I was reading the code that defines the class
PoolingLinearClassifier (link) and I just wanted to confirm my understanding of how they work. To illustrate, this is what I think happens:
Imagine our input sentences are all 12 words long and our batch size is 5, so the block is shaped (12, 5). Then assume we define our
bptt as 4, so the first step is to divide each sentence into 3 parts, each is 4 words long, colored in blue, yellow, and red.
Then, each colored block is fed into
RNN_Encoder one by one so we end up with a list of 3 outputs. Now we concatenate them in such a way that the first rows from each output are regrouped together into a list, the second rows together, and so on, so we end up with a list of 4 outputs, each is shaped (3, 5), like the middle block above.
Moving on to
PoolingLinearClassifier, it keeps the last output only (i.e., 4, 8, 12 above) and applies average and max poolings to it. Last, it combines them with the last row (12) into one long vector, and feed it into the linear layers (i.e.,
torch.cat([output[-1], mxpool, avgpool], 1)).
Phew… Am I right in my interpretation?
what is the meaning of “regroup”?
That’s right! Very good explanation!
If you take a look at the final shape of your Tensor it should be something like
That 1200 comes from
400 + 400 + 400 that are the the concatenation of [last(lastOut), maxPool(lastOut), avgPool(lastOut)].

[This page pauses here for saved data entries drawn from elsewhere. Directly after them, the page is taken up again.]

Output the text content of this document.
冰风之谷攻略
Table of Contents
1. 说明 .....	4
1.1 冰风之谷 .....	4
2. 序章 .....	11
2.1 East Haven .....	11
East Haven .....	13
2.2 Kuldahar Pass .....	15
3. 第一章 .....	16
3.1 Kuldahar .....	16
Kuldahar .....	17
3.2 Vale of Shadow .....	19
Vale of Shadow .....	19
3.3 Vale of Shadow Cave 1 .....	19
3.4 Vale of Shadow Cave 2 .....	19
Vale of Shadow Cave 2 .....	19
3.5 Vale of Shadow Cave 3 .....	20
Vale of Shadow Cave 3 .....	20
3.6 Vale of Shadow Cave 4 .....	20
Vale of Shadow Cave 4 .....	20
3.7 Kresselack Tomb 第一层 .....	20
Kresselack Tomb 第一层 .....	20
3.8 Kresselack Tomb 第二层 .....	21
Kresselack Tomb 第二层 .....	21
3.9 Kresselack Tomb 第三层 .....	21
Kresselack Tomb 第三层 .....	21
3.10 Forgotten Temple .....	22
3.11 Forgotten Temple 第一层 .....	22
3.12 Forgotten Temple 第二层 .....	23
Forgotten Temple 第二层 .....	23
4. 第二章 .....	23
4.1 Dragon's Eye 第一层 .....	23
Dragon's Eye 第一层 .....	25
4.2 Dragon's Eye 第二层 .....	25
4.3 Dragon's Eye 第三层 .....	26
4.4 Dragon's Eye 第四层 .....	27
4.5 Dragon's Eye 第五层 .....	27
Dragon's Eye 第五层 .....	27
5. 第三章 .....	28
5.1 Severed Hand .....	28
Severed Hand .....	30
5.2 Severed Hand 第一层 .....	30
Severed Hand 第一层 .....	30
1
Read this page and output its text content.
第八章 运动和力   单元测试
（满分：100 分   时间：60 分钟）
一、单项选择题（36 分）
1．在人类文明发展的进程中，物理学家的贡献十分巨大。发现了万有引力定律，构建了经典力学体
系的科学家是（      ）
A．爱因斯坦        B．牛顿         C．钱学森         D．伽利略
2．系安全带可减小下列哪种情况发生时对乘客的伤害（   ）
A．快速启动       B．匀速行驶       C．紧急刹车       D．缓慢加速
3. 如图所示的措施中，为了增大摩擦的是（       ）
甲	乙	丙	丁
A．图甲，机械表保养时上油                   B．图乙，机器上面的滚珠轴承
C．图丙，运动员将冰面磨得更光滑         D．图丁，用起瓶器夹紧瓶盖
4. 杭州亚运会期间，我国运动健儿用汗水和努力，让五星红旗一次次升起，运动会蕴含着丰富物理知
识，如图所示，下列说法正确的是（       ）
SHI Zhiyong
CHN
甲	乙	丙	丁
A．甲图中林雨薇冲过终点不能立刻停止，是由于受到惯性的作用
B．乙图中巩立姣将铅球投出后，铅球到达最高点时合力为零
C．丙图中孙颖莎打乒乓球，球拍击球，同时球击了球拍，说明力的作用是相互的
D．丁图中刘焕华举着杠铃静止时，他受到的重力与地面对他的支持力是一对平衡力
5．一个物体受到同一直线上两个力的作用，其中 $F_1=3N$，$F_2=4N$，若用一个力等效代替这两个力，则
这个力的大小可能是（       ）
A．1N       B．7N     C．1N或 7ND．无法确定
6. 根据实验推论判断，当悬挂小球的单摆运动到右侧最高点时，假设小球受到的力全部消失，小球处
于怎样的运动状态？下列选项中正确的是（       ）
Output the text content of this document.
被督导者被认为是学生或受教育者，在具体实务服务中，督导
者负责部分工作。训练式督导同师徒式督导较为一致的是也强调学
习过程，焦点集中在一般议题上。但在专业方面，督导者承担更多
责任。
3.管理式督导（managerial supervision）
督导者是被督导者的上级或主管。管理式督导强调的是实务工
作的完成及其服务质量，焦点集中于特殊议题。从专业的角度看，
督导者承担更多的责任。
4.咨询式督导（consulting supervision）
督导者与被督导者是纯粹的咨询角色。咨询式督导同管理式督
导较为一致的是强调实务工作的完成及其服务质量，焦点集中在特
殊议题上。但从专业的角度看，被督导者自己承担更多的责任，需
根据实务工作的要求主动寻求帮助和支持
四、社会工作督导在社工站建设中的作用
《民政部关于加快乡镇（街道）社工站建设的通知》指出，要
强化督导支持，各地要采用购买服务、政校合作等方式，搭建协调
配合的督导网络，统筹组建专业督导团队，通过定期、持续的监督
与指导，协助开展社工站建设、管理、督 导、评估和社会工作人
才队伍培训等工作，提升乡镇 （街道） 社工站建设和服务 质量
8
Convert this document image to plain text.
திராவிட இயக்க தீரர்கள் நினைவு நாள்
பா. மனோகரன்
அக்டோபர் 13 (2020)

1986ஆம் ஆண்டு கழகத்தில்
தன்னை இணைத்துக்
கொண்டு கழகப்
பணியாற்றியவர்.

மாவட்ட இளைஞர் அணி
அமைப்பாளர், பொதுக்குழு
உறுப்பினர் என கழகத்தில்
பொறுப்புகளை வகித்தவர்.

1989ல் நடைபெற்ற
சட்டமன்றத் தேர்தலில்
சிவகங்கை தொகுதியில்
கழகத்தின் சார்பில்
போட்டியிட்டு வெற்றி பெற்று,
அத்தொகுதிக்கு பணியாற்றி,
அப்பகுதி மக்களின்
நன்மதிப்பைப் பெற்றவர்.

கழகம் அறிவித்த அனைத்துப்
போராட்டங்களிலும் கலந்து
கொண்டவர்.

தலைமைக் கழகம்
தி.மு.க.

WHERE: lastOut is the last output ([4,8,12] in your explanation).
NOTE: 400 is the output size of the last LSTM layer in the Encoder…
(encoder): Embedding(60004, 400, padding_idx=1)
(emb): Embedding(60004, 400, padding_idx=1)
(module): LSTM(400, 1150, batch_first=True)
(module): LSTM(1150, 1150, batch_first=True)
(module): LSTM(1150, 400, batch_first=True)
AFAIK Regrouping is a kind of “activations engineering” (feature engineering in the domain of activations - something similar to DenseNet) to take into account information from all the important parts of the lastOutput and not only the very last Tensor.